À des meurtres s’ajoutent des viols à caractère antisémite comme celui de L. à Créteil en 2014. Or, malgré la gravité de ces actes, beaucoup trop de partisans de l’émancipation sociale et des combats quotidiens contre l’exploitation et les discriminations ont nié ou minimisé l’antisémitisme des deux dernières décennies. Que ce soit après l’assassinat d’Ilan Halimi en 2006, après les meurtres d’enfants juifs à Toulouse en 2012, ou après l’Hyper Cacher en 2015, leur soutien et leur solidarité à l’égard des victimes ont été plus que timides ; la gauche radicale et une partie du mouvement antiraciste ont ainsi largement abandonné ce terrain aux forces réactionnaires, contribuant par là à un brouillage idéologique délétère. Comment en est-on arrivé là ? Pour comprendre, il faut s’intéresser aux mécanismes qui ont contribué à une polarisation toujours croissante entre lutte contre le racisme et lutte contre l’antisémitisme. Bien que ce processus ait une dimension transnationale, il a aussi des spécificités « locales », sur lesquelles nous reviendrons ici. Après un rapide état des lieux sur l’antisémitisme en France depuis les années 2000 (I), nous analyserons brièvement les raisons historiques et politiques de l’opposition croissante entre combat contre l’antisémitisme et combat anti-raciste (II), avant de conclure sur des nouvelles perspectives de lutte, portées par des groupes cherchant à briser cette dynamique de polarisation.

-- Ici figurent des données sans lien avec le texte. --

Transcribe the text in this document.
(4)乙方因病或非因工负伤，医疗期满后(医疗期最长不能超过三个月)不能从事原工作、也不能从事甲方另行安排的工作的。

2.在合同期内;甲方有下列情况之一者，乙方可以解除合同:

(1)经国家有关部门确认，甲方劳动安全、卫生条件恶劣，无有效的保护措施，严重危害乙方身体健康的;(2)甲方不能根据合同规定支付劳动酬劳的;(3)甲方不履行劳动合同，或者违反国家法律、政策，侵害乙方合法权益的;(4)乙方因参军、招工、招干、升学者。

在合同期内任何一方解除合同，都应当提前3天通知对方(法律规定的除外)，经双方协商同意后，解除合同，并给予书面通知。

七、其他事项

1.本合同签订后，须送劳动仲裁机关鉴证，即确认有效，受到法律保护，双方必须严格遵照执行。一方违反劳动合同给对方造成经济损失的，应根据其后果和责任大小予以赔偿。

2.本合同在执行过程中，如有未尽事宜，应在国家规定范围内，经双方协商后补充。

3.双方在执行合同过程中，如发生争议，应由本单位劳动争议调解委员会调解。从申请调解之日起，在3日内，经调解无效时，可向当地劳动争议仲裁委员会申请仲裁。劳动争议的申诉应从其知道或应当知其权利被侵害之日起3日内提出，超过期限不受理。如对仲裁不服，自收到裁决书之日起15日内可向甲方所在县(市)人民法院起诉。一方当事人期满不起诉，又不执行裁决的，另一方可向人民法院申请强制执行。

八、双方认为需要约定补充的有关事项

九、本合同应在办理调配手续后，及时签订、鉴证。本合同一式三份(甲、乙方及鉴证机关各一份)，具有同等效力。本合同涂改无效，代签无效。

I – L’antisémitisme en France (2000-2020), un bref état des lieux
1) Une vague de meurtres antisémites
Le renouveau antisémite dans la France de ce début de XXIe siècle se caractérise d’abord par les assassinats de Juif-ves. Ce renouveau de la haine a marqué l’opinion parce que, dans les années post-Shoah, l’impression dominait que l’antisémitisme était un élément du passé. Ainsi, l’attentat mortel contre la synagogue de la rue Copernic (1980)
En février 2006, l’assassinat du jeune Ilan Halimi, dont les ressorts étaient clairement antisémites – ses ravisseurs espéraient en effet toucher une rançon importante parce qu’il était juif – constitua un véritable choc dans la population juive. Mais il n’eut pas le même effet que les événements de Copernic et Carpentras, notamment sur la gauche, car elle ne reconnaissait pas dans ce crime le vieil antisémitisme d’extrême droite. Il en fut de même en 2012, lorsque le djihadiste Mohamed Merah assassina des enfants juifs dans une école à Toulouse. A partir de 2015 et des assassinats de l’Hyper Cacher, dans le sillage des attentats de Charlie Hebdo, une évolution semble se dessiner à ce sujet à gauche. Mais à chaque événement, certain-es s’efforcent d’en minimiser la portée antisémite. Il en est de même des actes antisémites « courants ».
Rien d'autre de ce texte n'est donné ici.